Infrastructure/DevOps Engineer

Abnormal Security
Summary
Join Abnormal Security's IT team as an Infrastructure/DevOps Engineer supporting AI platforms. Build and maintain reliable, scalable, and secure infrastructure to empower AI software engineers. Collaborate with IT, security, and AI/ML engineering teams to ensure foundational systems support AI tools and solutions. This fully remote role (US/Canada) is perfect for someone passionate about systems engineering, AI enablement, and solving complex operational challenges. You will architect and manage infrastructure, implement containerization and orchestration, develop CI/CD systems, and collaborate on security and compliance. The ideal candidate thrives in collaborative environments and prioritizes automation, self-service tools, and reliable systems.
Requirements
- 4+ years of experience in DevOps, SRE, or Infrastructure Engineering roles
- Proficiency with cloud providers (AWS preferred), Kubernetes, and Docker
- Experience with infrastructure as code tools (Terraform, Ansible, or Pulumi)

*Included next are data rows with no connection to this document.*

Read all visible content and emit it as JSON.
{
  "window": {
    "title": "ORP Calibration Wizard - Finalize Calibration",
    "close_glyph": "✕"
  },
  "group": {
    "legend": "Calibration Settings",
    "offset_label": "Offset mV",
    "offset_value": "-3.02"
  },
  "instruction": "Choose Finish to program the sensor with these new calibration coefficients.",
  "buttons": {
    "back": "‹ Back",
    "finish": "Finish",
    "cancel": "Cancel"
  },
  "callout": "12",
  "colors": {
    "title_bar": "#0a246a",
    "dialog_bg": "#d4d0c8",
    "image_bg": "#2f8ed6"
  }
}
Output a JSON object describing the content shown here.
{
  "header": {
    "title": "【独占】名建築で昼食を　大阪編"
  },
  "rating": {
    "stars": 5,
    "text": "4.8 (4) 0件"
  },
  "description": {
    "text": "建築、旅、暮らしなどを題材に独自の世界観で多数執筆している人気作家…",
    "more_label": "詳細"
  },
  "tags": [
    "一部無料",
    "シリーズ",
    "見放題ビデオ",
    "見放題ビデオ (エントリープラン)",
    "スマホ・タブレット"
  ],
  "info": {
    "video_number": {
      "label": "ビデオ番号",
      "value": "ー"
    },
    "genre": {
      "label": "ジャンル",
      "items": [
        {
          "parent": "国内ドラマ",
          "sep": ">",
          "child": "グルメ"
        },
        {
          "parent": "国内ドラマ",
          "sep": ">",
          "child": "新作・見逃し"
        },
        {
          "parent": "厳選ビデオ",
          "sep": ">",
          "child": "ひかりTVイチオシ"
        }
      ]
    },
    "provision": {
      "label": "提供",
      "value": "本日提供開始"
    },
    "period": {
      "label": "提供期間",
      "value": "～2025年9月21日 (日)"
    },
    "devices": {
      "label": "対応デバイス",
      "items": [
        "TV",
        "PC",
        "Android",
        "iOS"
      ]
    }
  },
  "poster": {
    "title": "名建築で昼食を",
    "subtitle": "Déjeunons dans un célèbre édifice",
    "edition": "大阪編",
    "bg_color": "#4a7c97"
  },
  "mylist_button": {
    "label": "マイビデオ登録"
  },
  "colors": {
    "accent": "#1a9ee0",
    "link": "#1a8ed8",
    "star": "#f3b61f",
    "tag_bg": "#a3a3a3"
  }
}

- Strong scripting skills in Python, Bash, or similar
- Familiarity with CI/CD systems such as GitHub Actions, Jenkins, or CircleCI
- Understanding of networking, security, and identity management in cloud environments
- Experience supporting ML workloads and GPU-based infrastructure
- Ability to troubleshoot complex system issues in a distributed environment
- Comfortable working across functional teams and communicating with technical and non-technical stakeholders
Responsibilities
- Architect and manage infrastructure that supports AI/ML pipelines, tools, and data platforms
- Implement and maintain containerization (e.g., Docker) and orchestration (e.g., Kubernetes) environments
- Develop CI/CD systems that integrate with ML workflows and ensure reproducible AI experiments
- Collaborate with security and compliance teams to ensure infrastructure meets data protection standards
- Automate provisioning and deployment using IaC tools like Terraform or Pulumi
- Monitor and troubleshoot infrastructure issues with tools like Prometheus, Grafana, and ELK stack
- Partner with AI and software engineers to optimize platform performance and resource utilization
- Maintain clear, accessible documentation to scale platform knowledge across the org
Preferred Qualifications
- Familiarity with MLOps tools like MLflow, Kubeflow, or SageMaker
- Experience with AI platform infrastructure (e.g., model serving, feature stores)
- Knowledge of logging and monitoring frameworks (e.g., Fluentd, Loki)
- Background in supporting data platforms like Snowflake, Databricks, or Hadoop
- AWS Certified
- Experience working in high-growth startups or tech companies
Benefits
- Bonus
- Restricted stock units (RSUs)
- Benefits